U.S. bond funds have endured the worst stretch of sustained outflows since the 2013 “taper tantrum” panic, with roughly $67.8 billion exiting mutual funds and exchange-traded funds already this year, according to Barclays researchers.
A historically bad patch for U.S. fixed income has been met with dramatic bond fund outflows, starting a year ago in November (see gray area in chart below) when the Federal Reserve began warning that higher interest rates and a smaller balance sheet would be needed to fight high inflation.
Bond funds see worst sustained stretch of outflows since 2013
EPFR, Bloomberg, Barclays Research
The 10-year Treasury yield’s
surge to above 3.5% has coincided with bond outflows, except for a short stretch this summer when hopes for a Fed policy pivot away from sharply higher rates briefly gripped financial markets.
“The latest flows bring total year-to-date outflows to $67.8bn, after peaking at $82bn in late June — one of the largest bond outflows of the past decade,” Barclays researchers wrote Tuesday.
The exodus through Oct. 5 followed last year’s roughly $350 billion in cumulative inflows to bond funds (see chart), with bank loan, inflation-protected and mortgage-backed bond funds seeing the largest outflows so far in 2022, according to Barclays researchers Samuel Earl and Anshul Pradhan.

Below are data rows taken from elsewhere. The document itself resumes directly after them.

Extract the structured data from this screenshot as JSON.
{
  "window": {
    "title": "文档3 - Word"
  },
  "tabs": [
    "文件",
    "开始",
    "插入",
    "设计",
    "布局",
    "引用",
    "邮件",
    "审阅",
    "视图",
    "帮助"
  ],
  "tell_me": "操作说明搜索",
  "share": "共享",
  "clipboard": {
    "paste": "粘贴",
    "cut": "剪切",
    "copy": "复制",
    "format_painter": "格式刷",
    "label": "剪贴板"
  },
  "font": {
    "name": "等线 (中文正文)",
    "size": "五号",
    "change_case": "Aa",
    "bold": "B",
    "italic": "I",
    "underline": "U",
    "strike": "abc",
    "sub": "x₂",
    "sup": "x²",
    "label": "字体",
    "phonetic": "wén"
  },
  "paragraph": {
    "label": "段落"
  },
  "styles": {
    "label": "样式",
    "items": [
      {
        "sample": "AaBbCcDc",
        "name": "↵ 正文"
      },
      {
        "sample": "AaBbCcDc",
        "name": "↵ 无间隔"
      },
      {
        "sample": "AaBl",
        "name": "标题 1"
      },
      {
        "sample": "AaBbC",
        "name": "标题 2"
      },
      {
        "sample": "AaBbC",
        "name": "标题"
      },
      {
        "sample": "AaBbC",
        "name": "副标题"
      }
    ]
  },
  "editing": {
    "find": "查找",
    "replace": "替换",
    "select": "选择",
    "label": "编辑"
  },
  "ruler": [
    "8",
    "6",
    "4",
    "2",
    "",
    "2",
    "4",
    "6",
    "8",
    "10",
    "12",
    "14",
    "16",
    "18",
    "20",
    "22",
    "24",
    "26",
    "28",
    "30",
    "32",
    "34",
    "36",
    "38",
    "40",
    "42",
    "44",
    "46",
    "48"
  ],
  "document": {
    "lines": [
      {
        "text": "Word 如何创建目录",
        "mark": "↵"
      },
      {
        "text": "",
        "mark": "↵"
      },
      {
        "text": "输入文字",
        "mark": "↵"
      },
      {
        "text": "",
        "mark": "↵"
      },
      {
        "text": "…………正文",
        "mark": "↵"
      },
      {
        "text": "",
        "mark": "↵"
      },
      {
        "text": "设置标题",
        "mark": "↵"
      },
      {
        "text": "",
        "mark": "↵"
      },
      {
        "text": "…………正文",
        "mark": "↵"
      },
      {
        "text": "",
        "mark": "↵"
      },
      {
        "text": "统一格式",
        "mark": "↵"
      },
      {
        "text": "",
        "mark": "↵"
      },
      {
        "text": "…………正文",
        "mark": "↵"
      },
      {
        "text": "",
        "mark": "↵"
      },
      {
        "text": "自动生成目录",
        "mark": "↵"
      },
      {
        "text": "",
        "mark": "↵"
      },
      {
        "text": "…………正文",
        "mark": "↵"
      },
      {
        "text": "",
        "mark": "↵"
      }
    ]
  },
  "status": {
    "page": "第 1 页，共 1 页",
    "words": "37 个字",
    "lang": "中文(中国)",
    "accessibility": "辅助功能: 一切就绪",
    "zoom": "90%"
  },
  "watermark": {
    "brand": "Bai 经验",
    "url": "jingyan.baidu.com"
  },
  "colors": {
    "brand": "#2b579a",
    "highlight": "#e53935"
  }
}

Funds flush with 2021 inflows see sharp reversal this year
EPFR, Barclays Research
However, with bond yields approaching levels last seen during the 2008 financial crisis, last week also saw inflows to short-term government, long-term corporate and high-yield bond funds, according to the Barclays team.

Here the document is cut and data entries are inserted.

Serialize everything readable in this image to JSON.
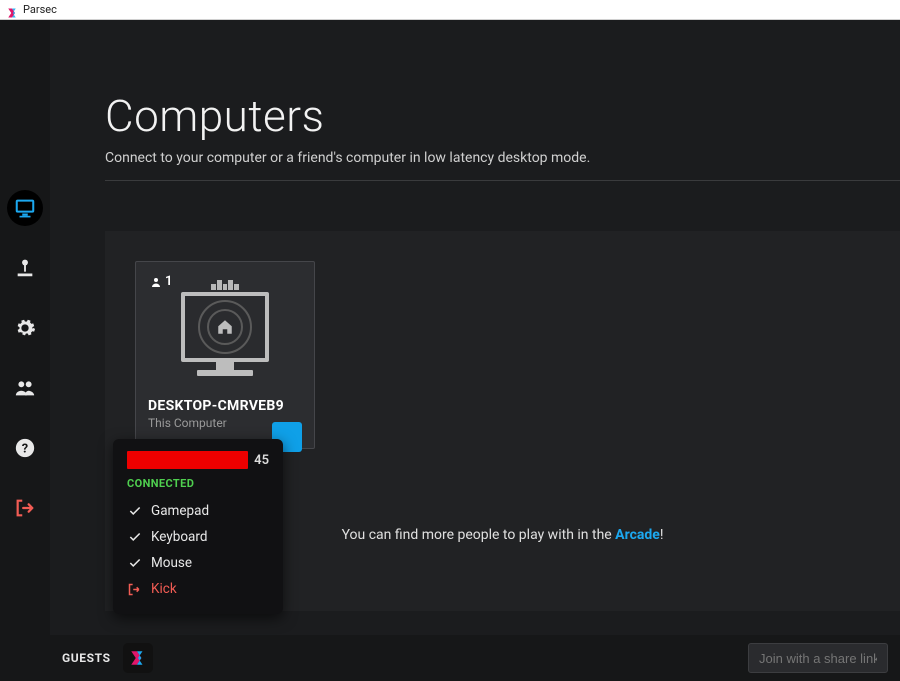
{
  "window": {
    "title": "Parsec"
  },
  "header": {
    "title": "Computers",
    "subtitle": "Connect to your computer or a friend's computer in low latency desktop mode."
  },
  "sidebar": {
    "items": [
      {
        "name": "computers",
        "icon": "monitor-icon",
        "active": true
      },
      {
        "name": "arcade",
        "icon": "joystick-icon",
        "active": false
      },
      {
        "name": "settings",
        "icon": "gear-icon",
        "active": false
      },
      {
        "name": "friends",
        "icon": "users-icon",
        "active": false
      },
      {
        "name": "help",
        "icon": "question-icon",
        "active": false
      },
      {
        "name": "logout",
        "icon": "exit-icon",
        "active": false
      }
    ]
  },
  "computer_card": {
    "guest_count": "1",
    "name": "DESKTOP-CMRVEB9",
    "subtitle": "This Computer"
  },
  "popup": {
    "user_suffix": "45",
    "status": "CONNECTED",
    "items": [
      {
        "label": "Gamepad",
        "checked": true
      },
      {
        "label": "Keyboard",
        "checked": true
      },
      {
        "label": "Mouse",
        "checked": true
      }
    ],
    "kick_label": "Kick"
  },
  "arcade_hint": {
    "prefix": "You can find more people to play with in the ",
    "link": "Arcade",
    "suffix": "!"
  },
  "bottom": {
    "guests_label": "GUESTS",
    "join_placeholder": "Join with a share link o"
  },
  "colors": {
    "accent": "#1ca8f0",
    "danger": "#f25c54",
    "success": "#4fcf4f"
  }
}
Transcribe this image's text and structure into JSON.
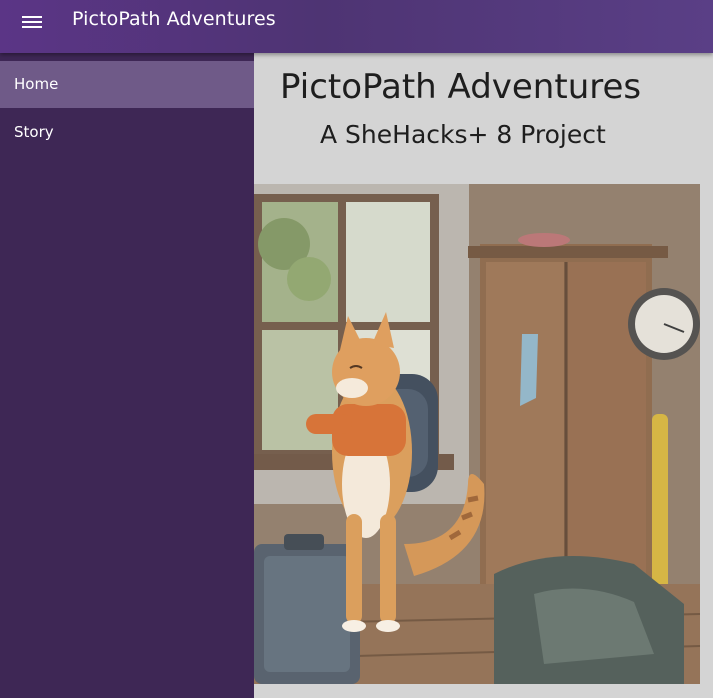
{
  "appbar": {
    "title": "PictoPath Adventures",
    "menu_icon": "hamburger-menu-icon"
  },
  "sidebar": {
    "items": [
      {
        "label": "Home",
        "active": true
      },
      {
        "label": "Story",
        "active": false
      }
    ]
  },
  "main": {
    "title": "PictoPath Adventures",
    "subtitle": "A SheHacks+ 8 Project"
  },
  "hero_image": {
    "alt": "Illustrated cat with a backpack looking out of a window in a wooden room"
  },
  "colors": {
    "appbar": "#4e3473",
    "sidebar": "#3e2755",
    "active_item": "#6f5a88",
    "content_bg": "#d4d4d4"
  }
}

Individuals often gain exposure to corporate bonds through exchange-traded funds. The biggest iShares iBoxx $ Investment Grade Corporate Bond ETF
for highly rated debt was down about 23% on the year through Tuesday, according to FactSet. The large iShares iBoxx $ High Yield Corporate Bond ETF
for speculative-grade, or “junk” bonds, was down roughly 17%.

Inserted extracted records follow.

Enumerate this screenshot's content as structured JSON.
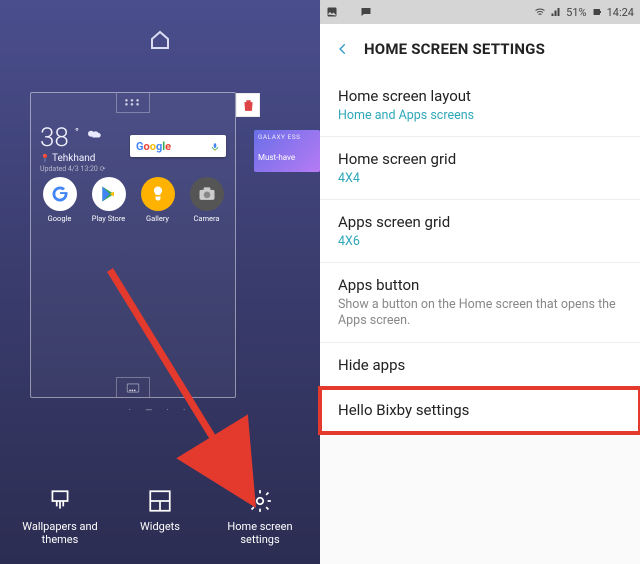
{
  "left": {
    "weather": {
      "temp": "38",
      "deg": "°",
      "location": "Tehkhand",
      "updated": "Updated 4/3 13:20 ⟳"
    },
    "search": {
      "brand": "Google"
    },
    "apps": [
      {
        "name": "Google"
      },
      {
        "name": "Play Store"
      },
      {
        "name": "Gallery"
      },
      {
        "name": "Camera"
      }
    ],
    "peek": {
      "line1": "GALAXY ESS",
      "line2": "Must-have"
    },
    "actions": {
      "wallpapers": "Wallpapers and themes",
      "widgets": "Widgets",
      "settings": "Home screen settings"
    }
  },
  "right": {
    "status": {
      "battery": "51%",
      "time": "14:24"
    },
    "title": "HOME SCREEN SETTINGS",
    "items": {
      "layout": {
        "title": "Home screen layout",
        "sub": "Home and Apps screens"
      },
      "grid": {
        "title": "Home screen grid",
        "sub": "4X4"
      },
      "agrid": {
        "title": "Apps screen grid",
        "sub": "4X6"
      },
      "appsbtn": {
        "title": "Apps button",
        "desc": "Show a button on the Home screen that opens the Apps screen."
      },
      "hide": {
        "title": "Hide apps"
      },
      "bixby": {
        "title": "Hello Bixby settings"
      }
    }
  }
}
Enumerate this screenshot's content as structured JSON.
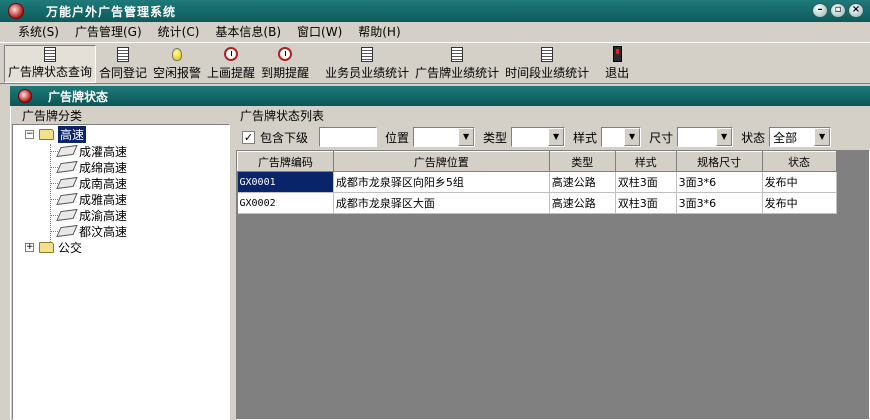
{
  "app": {
    "title": "万能户外广告管理系统"
  },
  "menu": [
    "系统(S)",
    "广告管理(G)",
    "统计(C)",
    "基本信息(B)",
    "窗口(W)",
    "帮助(H)"
  ],
  "toolbar": [
    {
      "label": "广告牌状态查询",
      "icon": "document-icon"
    },
    {
      "label": "合同登记",
      "icon": "document-icon"
    },
    {
      "label": "空闲报警",
      "icon": "bulb-icon"
    },
    {
      "label": "上画提醒",
      "icon": "alarm-clock-icon"
    },
    {
      "label": "到期提醒",
      "icon": "alarm-clock-icon"
    },
    {
      "label": "业务员业绩统计",
      "icon": "document-icon"
    },
    {
      "label": "广告牌业绩统计",
      "icon": "document-icon"
    },
    {
      "label": "时间段业绩统计",
      "icon": "document-icon"
    },
    {
      "label": "退出",
      "icon": "exit-icon"
    }
  ],
  "panel": {
    "title": "广告牌状态",
    "tree_caption": "广告牌分类",
    "list_caption": "广告牌状态列表"
  },
  "tree": {
    "root1": {
      "label": "高速",
      "expander": "−",
      "children": [
        "成灌高速",
        "成绵高速",
        "成南高速",
        "成雅高速",
        "成渝高速",
        "都汶高速"
      ]
    },
    "root2": {
      "label": "公交",
      "expander": "+"
    }
  },
  "filters": {
    "include_sub_label": "包含下级",
    "include_sub_checked": "✓",
    "keyword_value": "",
    "location_label": "位置",
    "type_label": "类型",
    "style_label": "样式",
    "size_label": "尺寸",
    "status_label": "状态",
    "status_value": "全部"
  },
  "grid": {
    "columns": [
      "广告牌编码",
      "广告牌位置",
      "类型",
      "样式",
      "规格尺寸",
      "状态"
    ],
    "rows": [
      [
        "GX0001",
        "成都市龙泉驿区向阳乡5组",
        "高速公路",
        "双柱3面",
        "3面3*6",
        "发布中"
      ],
      [
        "GX0002",
        "成都市龙泉驿区大面",
        "高速公路",
        "双柱3面",
        "3面3*6",
        "发布中"
      ]
    ]
  },
  "colors": {
    "title_bar": "#0e5a5a",
    "selection": "#0a246a"
  }
}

The Fed already has raised its policy rate to a range of 3%-3.25% this year, up from 0%-0.25% a year ago, with another large rate increase expected in November.
U.S. stocks were higher Tuesday, with the S&P 500 index
up 0.5% and the Dow up 1.2% as investors focused on Thursday’s consumer-price index reading for September, with summer readings showing inflation sticking near a 40-year high.